On record, Danava lopes onward as if the last 30 years of music were but a dream, blasting without ado into "By the Mark" with a three-part guitar harmony sure to appease the Thin Lizzy/Black Sabbath Volume 4 bloc. Although Sabbath's influence is undeniable (for that matter, not just upon Danava but for every heavy rocker now and forever after) Danava neither erects riffs like monoliths nor pours them on thick and heavy as concrete galoshes. Rather, Sparkles, followed by busily walking bassist Dell Blackwell, casts nimble-fingered unison and harmony runs a la 1980s Iron Maiden like skipping stones, to the swinging, prog-informed drumming of Buck Rothy. Synthesist Rockwell – in addition to keeping with the quartet's mysterio-rock naming trend – keeps things on the sinister side with patches that slither, swish and snarl around the ankles of his cohorts, only occasionally rearing to take center stage. Rockwell does just that for the Italo-horror atmospheric intro of "Eyes of Disguise," a 13-minute space oddity that is a vague harmonic kin to Men at Work's "Be Good Johnny" and Ozzy's "I Don't Know.” "Quiet Babies Astray in a Manger" finds his synth pinging and sweeping like a chilly (hawk)wind as Sparkles and Co. scrape, pack and fire up a shooter-sized glob of NWOBHM residue. The galloping "Maudie Shook" recaps what we've learned thus far, complete with a chaotic, power-trio/sinewave collage traffic jam interlude, and winding down as Sparkles simultaneously channels Iommi riffage and Mercury operatics before it all cascades gently into a simple, minor-keyed piano figure. That track alone might have been Danava's ticket to permanent support-actdom for Blue Oyster Cult, ca. 1976.

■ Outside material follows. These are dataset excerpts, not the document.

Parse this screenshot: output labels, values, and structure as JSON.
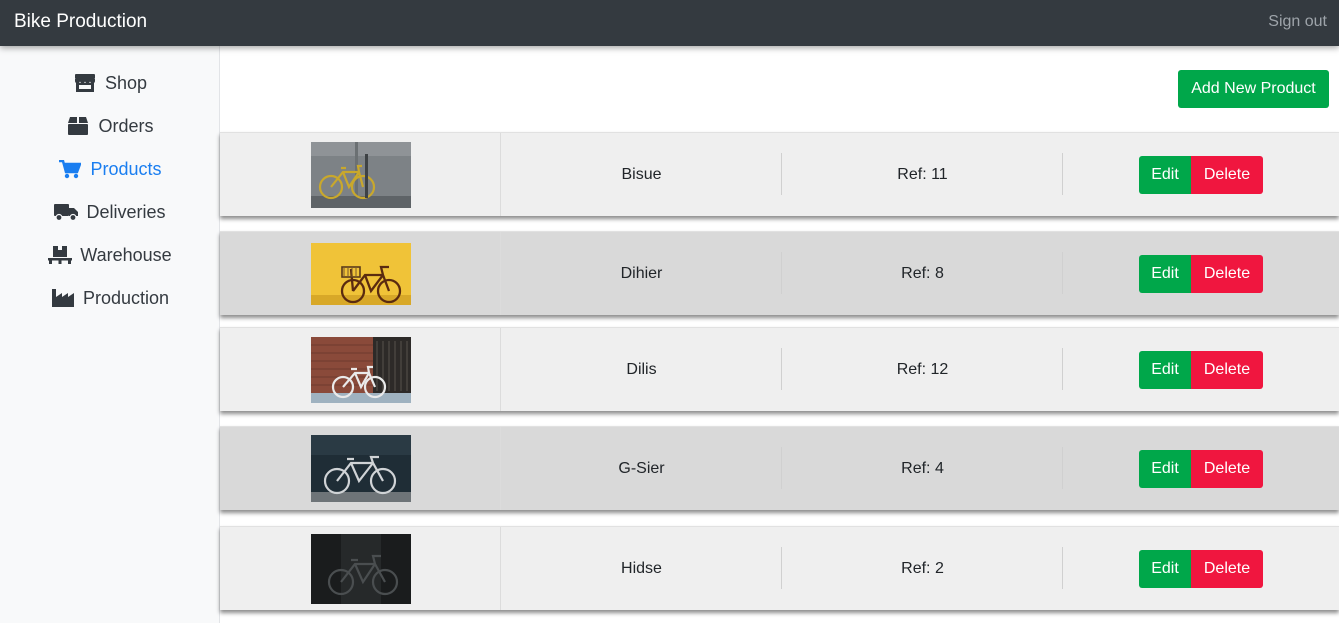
{
  "header": {
    "brand": "Bike Production",
    "signout_label": "Sign out"
  },
  "sidebar": {
    "items": [
      {
        "label": "Shop",
        "icon": "store-icon",
        "active": false
      },
      {
        "label": "Orders",
        "icon": "box-icon",
        "active": false
      },
      {
        "label": "Products",
        "icon": "cart-icon",
        "active": true
      },
      {
        "label": "Deliveries",
        "icon": "truck-icon",
        "active": false
      },
      {
        "label": "Warehouse",
        "icon": "pallet-icon",
        "active": false
      },
      {
        "label": "Production",
        "icon": "industry-icon",
        "active": false
      }
    ]
  },
  "main": {
    "add_button_label": "Add New Product",
    "edit_label": "Edit",
    "delete_label": "Delete",
    "products": [
      {
        "name": "Bisue",
        "ref": "Ref: 11",
        "image": "yellow-bike-on-gray-wall"
      },
      {
        "name": "Dihier",
        "ref": "Ref: 8",
        "image": "bike-with-basket-on-yellow-wall"
      },
      {
        "name": "Dilis",
        "ref": "Ref: 12",
        "image": "white-bike-by-brick-wall"
      },
      {
        "name": "G-Sier",
        "ref": "Ref: 4",
        "image": "road-bike-on-dark-wall"
      },
      {
        "name": "Hidse",
        "ref": "Ref: 2",
        "image": "black-bike-on-black"
      }
    ]
  },
  "colors": {
    "topbar": "#343a40",
    "accent": "#1a7ef0",
    "success": "#00a74a",
    "danger": "#f0163f"
  }
}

Although the band claims a distinct desire to transcend labels, the "progressive" tag is going to be hard to dodge, with the album's shortest track clocking in at six chops-engorged minutes. Perhaps in a bid to their masters, the strenuous jams are never permitted to obscure the song itself, and as such are relegated to intros, interludes and endings. Prog or not, Danava succeeds in presenting an intriguing artists' rendition – an age-advanced photograph in reverse, if you will – of how out-there ’70s heavies could have gotten if only for an extra five years left to their own devices, chemicals, repeat viewings of "Logan's Run,” lewdly illustrated fantasy novels, etc.